“Un endroit où on a le droit d’exister” : pourquoi Vie Féminine se rassemble en congrès

Tous les 10 ans, Vie Féminine, mouvement centenaire de femmes belge, organise un congrès. L’occasion pour le mouvement de rassembler ses membres autour de questions fondamentales, qui touchent à son identité même, comme celles des publics et de leur participation. Prochain congrès : le 14 octobre. Avant ce rendez-vous, qui sera pour les femmes le moment de voter de grandes options à propos de ces sujets, Vie Féminine a présenté tout au long du mois de juin à ses membres les résultats des consultations qui ont nourri la préparation du congrès. À Bruxelles et en Wallonie, axelle a suivi plusieurs assemblées régionales et échangé avec les participantes.

À l'assemblée régionale de Charleroi - Thuin. D.R. Vie Féminine

À la Maison Mosaïque de Laeken, le 5 juin dernier, une trentaine de femmes écoutent et hochent la tête.

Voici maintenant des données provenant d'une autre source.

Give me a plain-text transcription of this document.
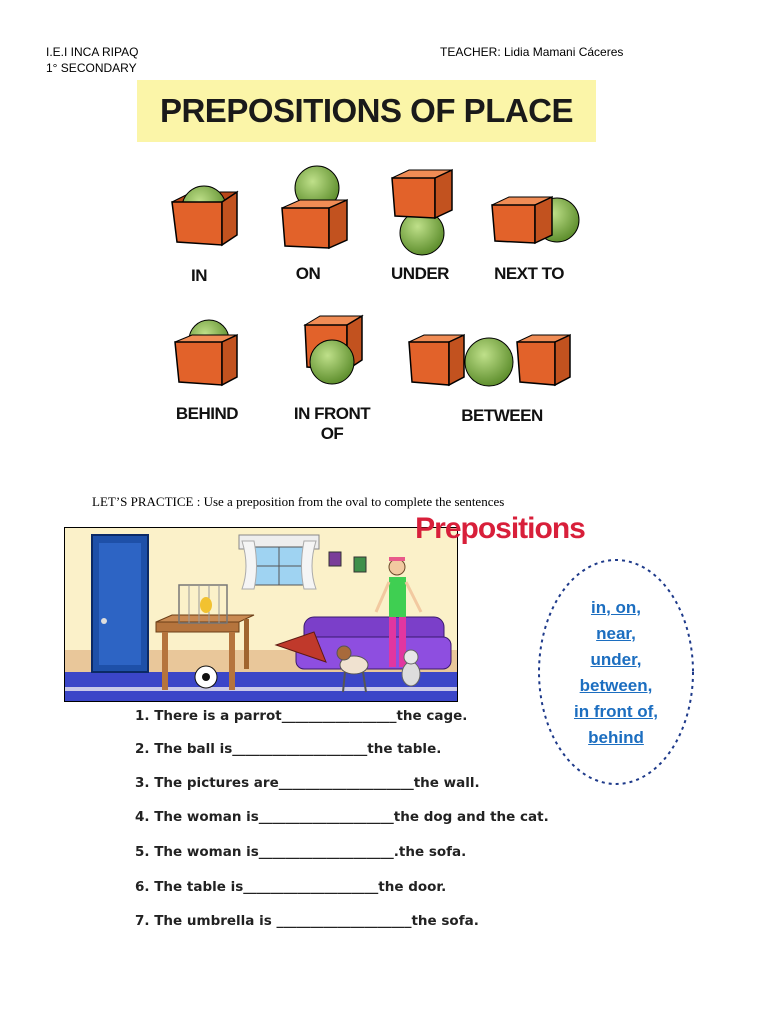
I.E.I INCA RIPAQ
1° SECONDARY
TEACHER: Lidia Mamani Cáceres
PREPOSITIONS OF PLACE
IN	ON	UNDER	NEXT TO
BEHIND	IN FRONT OF
BETWEEN
LET’S PRACTICE : Use a preposition from the oval to complete the sentences
Prepositions
in, on,
near,
under,
between,
in front of,
behind
1. There is a parrot_________________the cage.
2. The ball is____________________the table.
3. The pictures are____________________the wall.
4. The woman is____________________the dog and the cat.
5. The woman is____________________.the sofa.
6. The table is____________________the door.
7. The umbrella is ____________________the sofa.
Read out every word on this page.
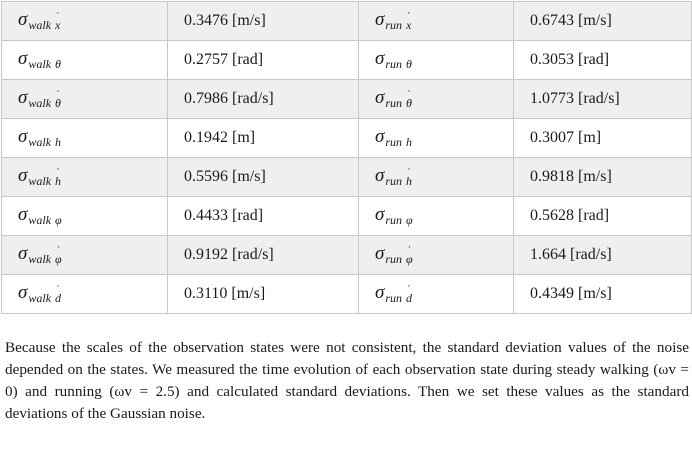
$\sigma_{walk ˙ x}$	0.3476 [m/s]	$\sigma_{run ˙ x}$	0.6743 [m/s]
$\sigma_{walk \theta}$	0.2757 [rad]	$\sigma_{run \theta}$	0.3053 [rad]
$\sigma_{walk ˙ \theta}$	0.7986 [rad/s]	$\sigma_{run ˙ \theta}$	1.0773 [rad/s]
$\sigma_{walk h}$	0.1942 [m]	$\sigma_{run h}$	0.3007 [m]
$\sigma_{walk ˙ h}$	0.5596 [m/s]	$\sigma_{run ˙ h}$	0.9818 [m/s]
$\sigma_{walk \varphi}$	0.4433 [rad]	$\sigma_{run \varphi}$	0.5628 [rad]
$\sigma_{walk ˙ \varphi}$	0.9192 [rad/s]	$\sigma_{run ˙ \varphi}$	1.664 [rad/s]
$\sigma_{walk ˙ d}$	0.3110 [m/s]	$\sigma_{run ˙ d}$	0.4349 [m/s]

Because the scales of the observation states were not consistent, the standard deviation values of the noise depended on the states. We measured the time evolution of each observation state during steady walking (ωv = 0) and running (ωv = 2.5) and calculated standard deviations. Then we set these values as the standard deviations of the Gaussian noise.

Elles sont réunies pour une assemblée de Vie Féminine (VF) lors de laquelle Eléonore Merza Bronstein, responsable du bureau d’étude de l’organisation, leur présente les résultats et analyses de plus de 70 consultations auprès de 600 femmes en Wallonie et à Bruxelles. Demain, elle recommencera à Libramont, puis à Wavre, Liège, Namur… et dans toutes les autres régions. Les femmes s’y poseront les grandes questions qui traversent Vie Féminine – “Qui on est et qui on veut être ?” – avant le grand congrès “identitaire”. Car tout ce qui fait Vie Féminine, son identité, évolue avec le temps et avec les femmes qui peuplent et font vivre le mouvement.

“Une parole de mouvement”

Le prochain congrès aura donc lieu le 14 octobre, et aboutira à un vote qui permettra de s’accorder sur la direction que prend VF. Un congrès permet d’opérer un état des lieux du mouvement avec ses membres. On y parle des valeurs de VF, de son féminisme, de son public… Pour nourrir les éléments qui seront votés lors de ce congrès, 607 membres ont été consultées. “Une parole de mouvement”, comme l’explique Eléonore Merza Bronstein, une parole qui raconte aussi les mouvements de femmes, leur évolution, leur avenir et enrichit la réflexion sur un féminisme véritablement de masse, avec toutes et pour toutes.

Elles sentent que leur avis compte.

Pour Aurore Kesch, présidente de Vie Féminine depuis 2018, les congrès revêtent une importance indéniable : “Les femmes identifient ces consultations et ce dispositif congrès comme étant un des plus grands endroits où elles sentent que leur avis compte”. Cette organisation est le fruit de beaucoup de réflexion. “C’est une question de participation démocratique et de représentation”, poursuit Aurore Kesch. Comment mettre d’accord les femmes ? Comment parvenir à articuler leurs avis pour tous les prendre en compte, entre mouvement commun et vécus distincts ? La recette n’est pas tout à fait la même qu’au congrès de 2001, ou qu’au congrès de 2010. Vie Féminine n’est pas à l’abri des changements qui parcourent les mouvements féministes, dont l’évolution des modes d’engagement.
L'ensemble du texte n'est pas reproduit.